The relationship between business models, first principle thinking and metrics

Theres a management saying – “what gets measured get done.”

It implies that you’re only going to act on the things that you actively monitor, it also suggests that if you’re not measuring it, you’re not in a position to influence it. So this stresses the importances, even at a conceptual stage to try to have as detailed a view as possible on the moving parts of your machine (your business)

With every machine there are two categories of measurement to consider – 1. The throughput or flow from each part to another part or stage of the machine; 2. The operating capacity within one part of the machine. Its worth noting that the operating capacity within one part can also consist of looking at the throughput within sub-components that make up that part of the machine.

It seems daunting to think of your business machine in such detail at the early stage, but really its quite intuitive. And its a good exercise is de-risking your business. 

When was learning to drive a manual car, the driving instructor actually spent a fair amount of time explaining what was happening to the machine as you engaged the clutch and switched gears, understanding that actually helped me to understand how to better control the car. In the same way, understanding how your business machine works on a process and mechanical level helps improve your understanding of where to optimise.

Another example of this is with Elon Musk and Tesla, Elon Musk has been know to view problems using the scientific approach of first principle thinking, First principle thinking essentially consists of breaking down a problem into components the idea is to break down complicated problems into basic elements and then reassemble them from the ground up. 
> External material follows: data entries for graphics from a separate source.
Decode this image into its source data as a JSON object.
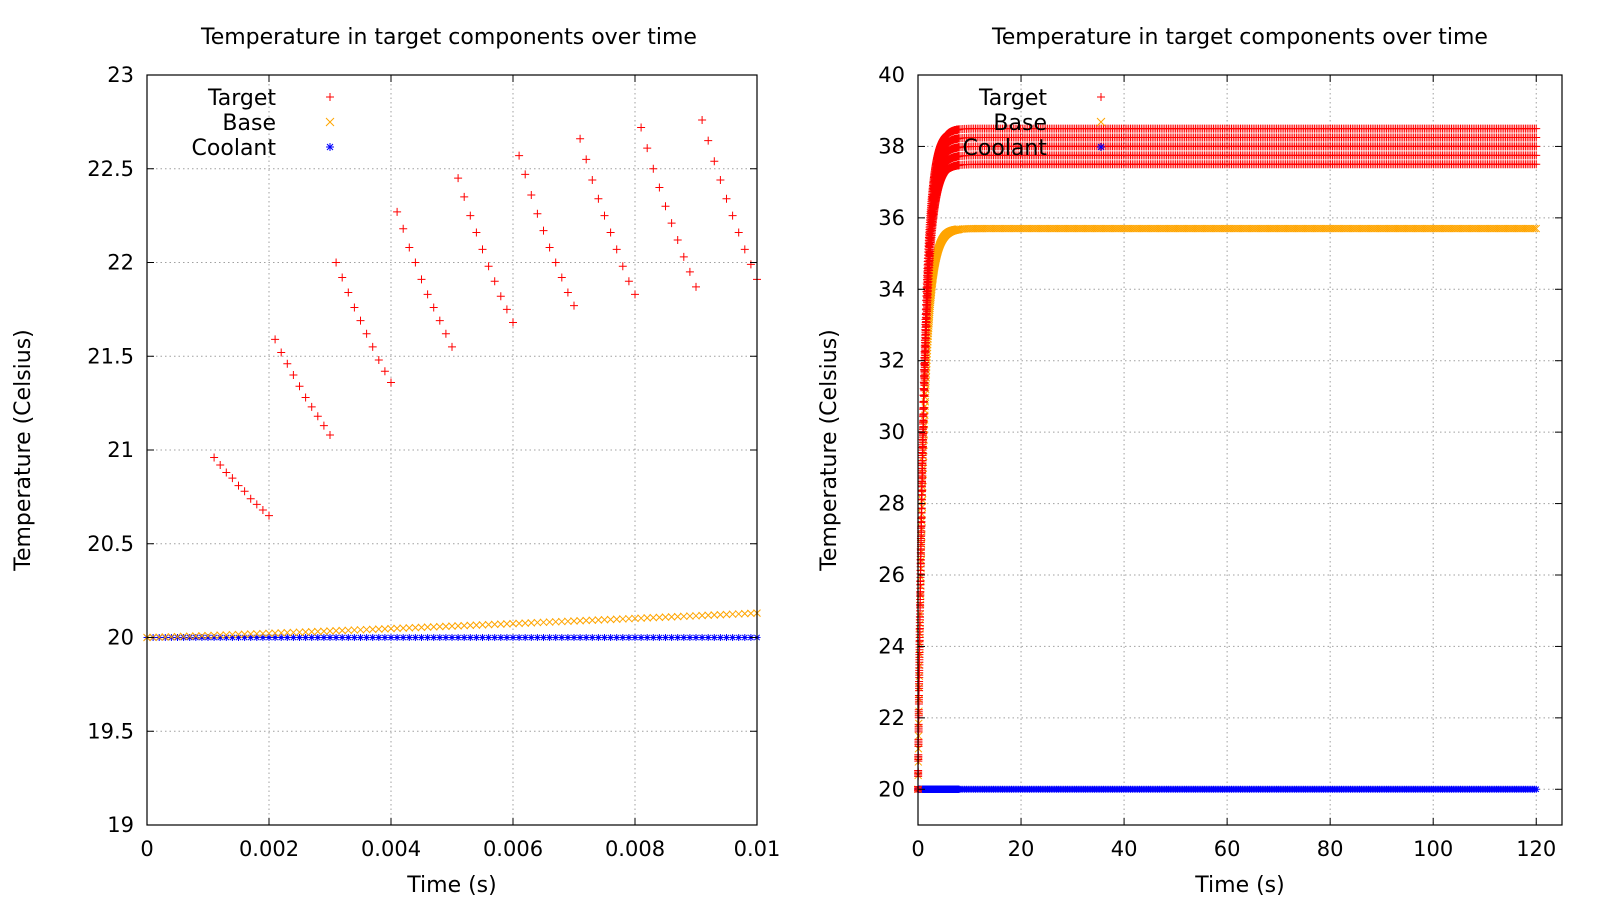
{
  "chart_data": [
    {
      "type": "scatter",
      "title": "Temperature in target components over time",
      "xlabel": "Time (s)",
      "ylabel": "Temperature (Celsius)",
      "xlim": [
        0,
        0.01
      ],
      "ylim": [
        19,
        23
      ],
      "xticks": [
        0,
        0.002,
        0.004,
        0.006,
        0.008,
        0.01
      ],
      "xtick_labels": [
        "0",
        "0.002",
        "0.004",
        "0.006",
        "0.008",
        "0.01"
      ],
      "yticks": [
        19,
        19.5,
        20,
        20.5,
        21,
        21.5,
        22,
        22.5,
        23
      ],
      "ytick_labels": [
        "19",
        "19.5",
        "20",
        "20.5",
        "21",
        "21.5",
        "22",
        "22.5",
        "23"
      ],
      "grid": true,
      "legend": "top-left",
      "series": [
        {
          "name": "Target",
          "marker": "plus",
          "color": "#ff0000",
          "x": [
            0.0011,
            0.0012,
            0.0013,
            0.0014,
            0.0015,
            0.0016,
            0.0017,
            0.0018,
            0.0019,
            0.002,
            0.0021,
            0.0022,
            0.0023,
            0.0024,
            0.0025,
            0.0026,
            0.0027,
            0.0028,
            0.0029,
            0.003,
            0.0031,
            0.0032,
            0.0033,
            0.0034,
            0.0035,
            0.0036,
            0.0037,
            0.0038,
            0.0039,
            0.004,
            0.0041,
            0.0042,
            0.0043,
            0.0044,
            0.0045,
            0.0046,
            0.0047,
            0.0048,
            0.0049,
            0.005,
            0.0051,
            0.0052,
            0.0053,
            0.0054,
            0.0055,
            0.0056,
            0.0057,
            0.0058,
            0.0059,
            0.006,
            0.0061,
            0.0062,
            0.0063,
            0.0064,
            0.0065,
            0.0066,
            0.0067,
            0.0068,
            0.0069,
            0.007,
            0.0071,
            0.0072,
            0.0073,
            0.0074,
            0.0075,
            0.0076,
            0.0077,
            0.0078,
            0.0079,
            0.008,
            0.0081,
            0.0082,
            0.0083,
            0.0084,
            0.0085,
            0.0086,
            0.0087,
            0.0088,
            0.0089,
            0.009,
            0.0091,
            0.0092,
            0.0093,
            0.0094,
            0.0095,
            0.0096,
            0.0097,
            0.0098,
            0.0099,
            0.01
          ],
          "y": [
            20.96,
            20.92,
            20.88,
            20.85,
            20.81,
            20.78,
            20.74,
            20.71,
            20.68,
            20.65,
            21.59,
            21.52,
            21.46,
            21.4,
            21.34,
            21.28,
            21.23,
            21.18,
            21.13,
            21.08,
            22.0,
            21.92,
            21.84,
            21.76,
            21.69,
            21.62,
            21.55,
            21.48,
            21.42,
            21.36,
            22.27,
            22.18,
            22.08,
            22.0,
            21.91,
            21.83,
            21.76,
            21.69,
            21.62,
            21.55,
            22.45,
            22.35,
            22.25,
            22.16,
            22.07,
            21.98,
            21.9,
            21.82,
            21.75,
            21.68,
            22.57,
            22.47,
            22.36,
            22.26,
            22.17,
            22.08,
            22.0,
            21.92,
            21.84,
            21.77,
            22.66,
            22.55,
            22.44,
            22.34,
            22.25,
            22.16,
            22.07,
            21.98,
            21.9,
            21.83,
            22.72,
            22.61,
            22.5,
            22.4,
            22.3,
            22.21,
            22.12,
            22.03,
            21.95,
            21.87,
            22.76,
            22.65,
            22.54,
            22.44,
            22.34,
            22.25,
            22.16,
            22.07,
            21.99,
            21.91
          ]
        },
        {
          "name": "Base",
          "marker": "x",
          "color": "#ffa500",
          "x_start": 0,
          "x_step": 0.0001,
          "count": 101,
          "y_start": 20.0,
          "y_end": 20.13,
          "shape": "linear-ramp"
        },
        {
          "name": "Coolant",
          "marker": "star",
          "color": "#0000ff",
          "x_start": 0,
          "x_step": 0.0001,
          "count": 101,
          "y_start": 20.0,
          "y_end": 20.0,
          "shape": "constant"
        }
      ]
    },
    {
      "type": "scatter",
      "title": "Temperature in target components over time",
      "xlabel": "Time (s)",
      "ylabel": "Temperature (Celsius)",
      "xlim": [
        0,
        125
      ],
      "ylim": [
        19,
        40
      ],
      "xticks": [
        0,
        20,
        40,
        60,
        80,
        100,
        120
      ],
      "xtick_labels": [
        "0",
        "20",
        "40",
        "60",
        "80",
        "100",
        "120"
      ],
      "yticks": [
        20,
        22,
        24,
        26,
        28,
        30,
        32,
        34,
        36,
        38,
        40
      ],
      "ytick_labels": [
        "20",
        "22",
        "24",
        "26",
        "28",
        "30",
        "32",
        "34",
        "36",
        "38",
        "40"
      ],
      "grid": true,
      "legend": "top-left",
      "series": [
        {
          "name": "Target",
          "marker": "plus",
          "color": "#ff0000",
          "x_range": [
            0,
            120
          ],
          "y_start": 20.0,
          "y_settle": 38.0,
          "oscillation_band": [
            37.5,
            38.5
          ],
          "time_constant": 1.2,
          "shape": "saturating-oscillating"
        },
        {
          "name": "Base",
          "marker": "x",
          "color": "#ffa500",
          "x_range": [
            0,
            120
          ],
          "y_start": 20.0,
          "y_settle": 35.7,
          "time_constant": 1.2,
          "shape": "saturating"
        },
        {
          "name": "Coolant",
          "marker": "star",
          "color": "#0000ff",
          "x_range": [
            0,
            120
          ],
          "y_start": 20.0,
          "y_settle": 20.0,
          "shape": "constant"
        }
      ]
    }
  ]
}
Applying this to our business, we can start with this approach from the idea stage, by applying it to the business model, lets say we have the idea to setup a restaurant that sells rice dishes. 

We can’t just go to investors with this idea, we need to at least have a business model, and ideally some kind of business plan or financial model.

So to create our business model, we need to apply first principle thinking to break apart the idea into its components in the case of our rice restaurant – we need to think about rent, staff, food cost, number of seats and dishes we’ll serve – so we already have some idea of what kind of data points we really need to be capturing and develop assumptions around.

You can see from this, there’s a direct relationship between the Business model, its first principle components and the AARRR funnel, we can also see that since we have clarity on the components and how the relate to the success of the business we can start to select which need to be defined as the NSMs. 

We can also determine from this what steps might be missing and if we have identified the step but lack data, we can determine where tracking needs to be implemented.

In Startup, there’s a lot of buzz words like funnels and NSM, but ultimately it boils down to being able to understand how to components of your business perform individually as well as interact together to influence throughput and business growth.